Apple is under the scrutiny of policymakers worldwide for the way it handles and enforces App Store regulations. Some developers have been asking for lower App Store fees, the ability to process in-app payments themselves, and support for third-party stores or sideloading apps. Apple has been defending its iPhone App Store practices around the world, agreeing to make some concessions along the way. However, Apple hasn’t yet made big changes, and the company continues to defend its ecosystem. The newest defense comes in the form of a security report.
Apple explains why sideloading apps on iPhone would be so dangerous for users. In the process, Apple compares the iPhone to Android, which supports sideloading. Android has up to 47 times more malware than iPhone, according to recent research, and Apple fears the same could happen to iOS.
The App Store antitrust cases
In recent months, Apple had to deal with several antitrust matters. The company settled a case with small US developers just as a new law from Korea came in. Lawmakers decided that Apple and Google must allow third-party payments in apps. Separately, Apple settled a case with Japan’s Fair Trade Commission (JFTC), agreeing to allow apps like Netflix and Spotify to link to their sites, where users could buy and manage their subscriptions.
But the antitrust case you might be familiar with the most is the Epic Games lawsuit over Fortnite. Epic forced a crisis last year so that it could sue Apple. The developer wanted to offer buyers its own payments system in Fortnite. And Epic got a small win on the matter, losing on every other count in the case.
The gist of all of it is that Apple is encountering similar pushback in various jurisdictions over how the App Store works.
People opposing Apple’s closed App Store ecosystem often argue in favor of lower fees, third-party payments support, third-party app stores, and sideloading. The latter refers to the ability of users to install applications from any source, not just the App Store.
Google is also facing similar antitrust issues, but there is one difference on Android. You can sideload apps on Android.
Sideloading apps on iPhone and Android
Apple has vigorously defended against such demands from developers, focusing on a few key aspects. Security and privacy are always part of Apple’s argumentation about why it chose to maintain a firm grip on the App Store. The rules that developers must abide by are in place to safeguard the privacy and security of end-users.
Apple’s new paper, “Building a Trusted Ecosystem for Millions of Apps — A threat analysis of sideloading,” details Apple’s stance on sideloading apps on iPhone.
It’s not just private entities going after Apple, but governments as well. The paper might help Apple explain to regulators why sideloading apps is terrible for iPhone users. Proposed legislation in the US and Europe aims to force Apple to allow sideloading.
The 28-page document that Apple cites security information from various recognized bodies, including the US Department of Homeland Security and European Agency for Cybersecurity.
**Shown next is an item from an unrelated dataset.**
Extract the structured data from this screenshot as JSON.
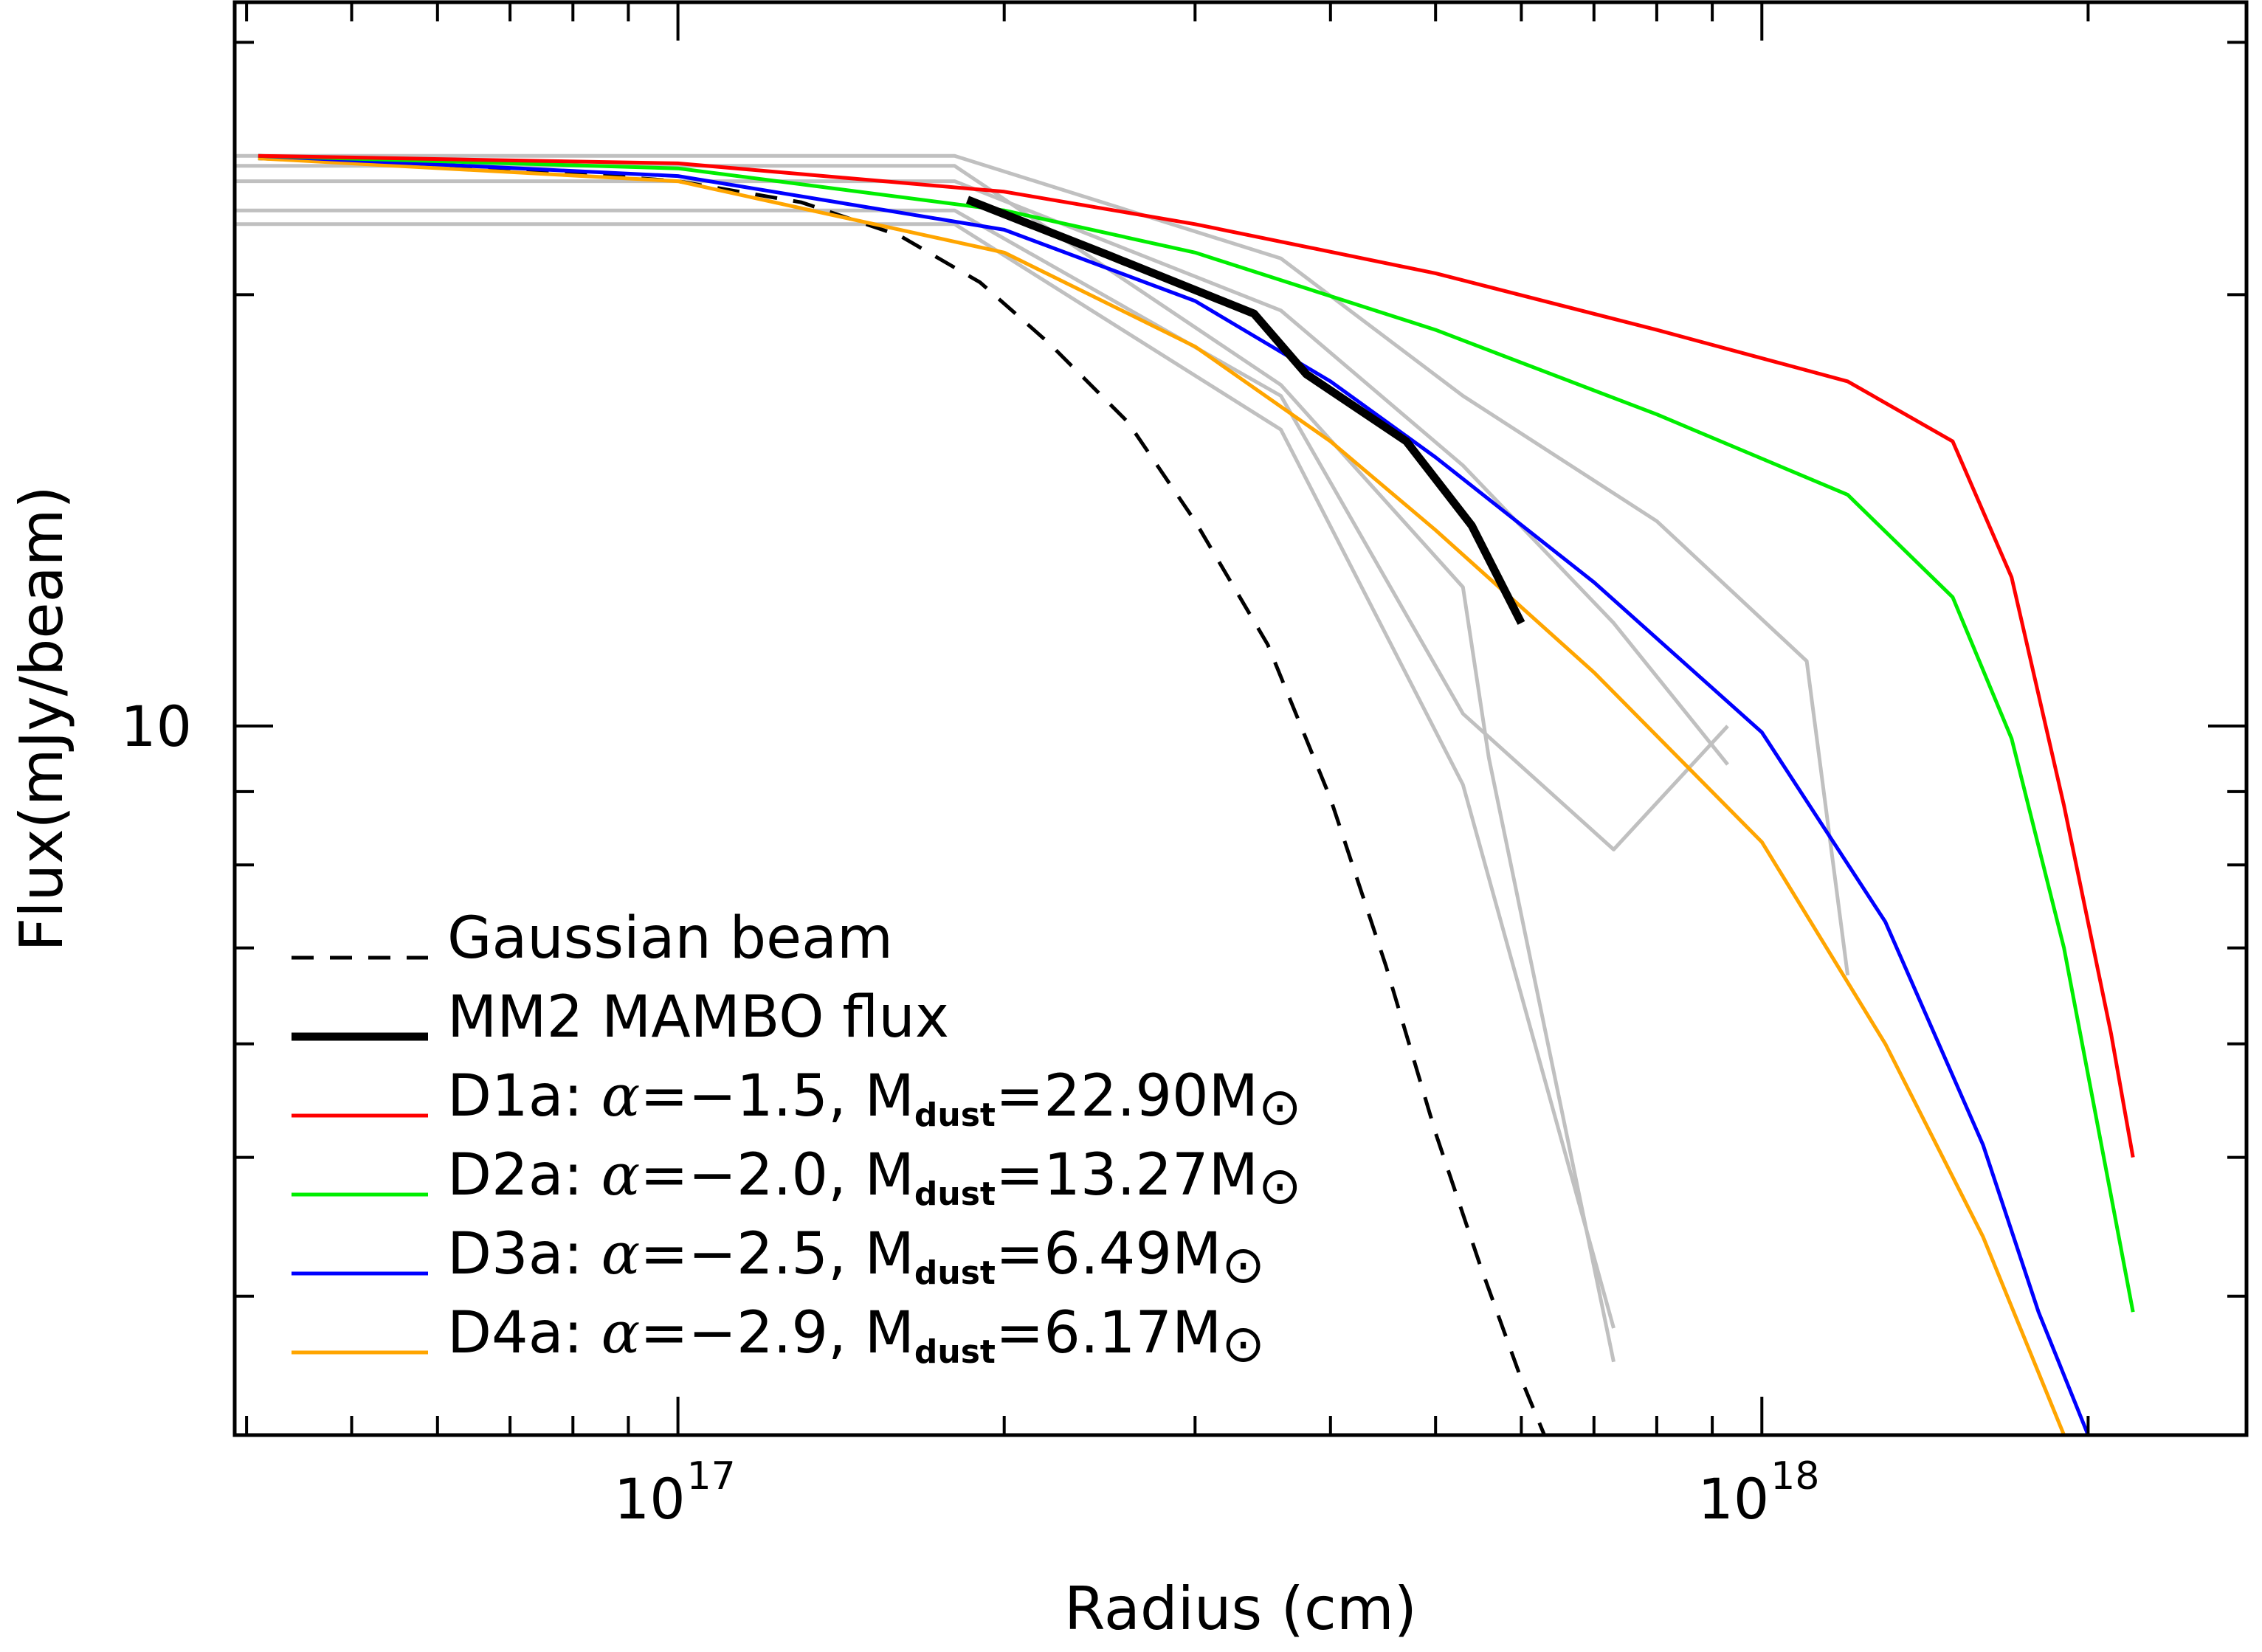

But it also mentions reports from Nokia, which showed in 2019 and 2020 that malware on Android was between 15 and 47 times greater over the last four years than on iPhone.
Android allows users to download apps from anywhere. Interestingly, when Epic first launched Fortnite on Android, it skirted the Play Store, inviting users to sideload the game.
Apple highlights that support for sideloading apps would ultimately hurt even those users who refuse to install apps from untrusted places. Apple says users might have no choice in some cases but to sideload apps if companies choose not to publish them via the App Store.
Also, malicious actors might try to convince unsuspecting users to install malware-laden apps via sideloading. That’s a scenario that can still impact Android users. Apple doesn’t mention Fortnite in its report. But that’s exactly what happened with Fortnite on Android a few years ago.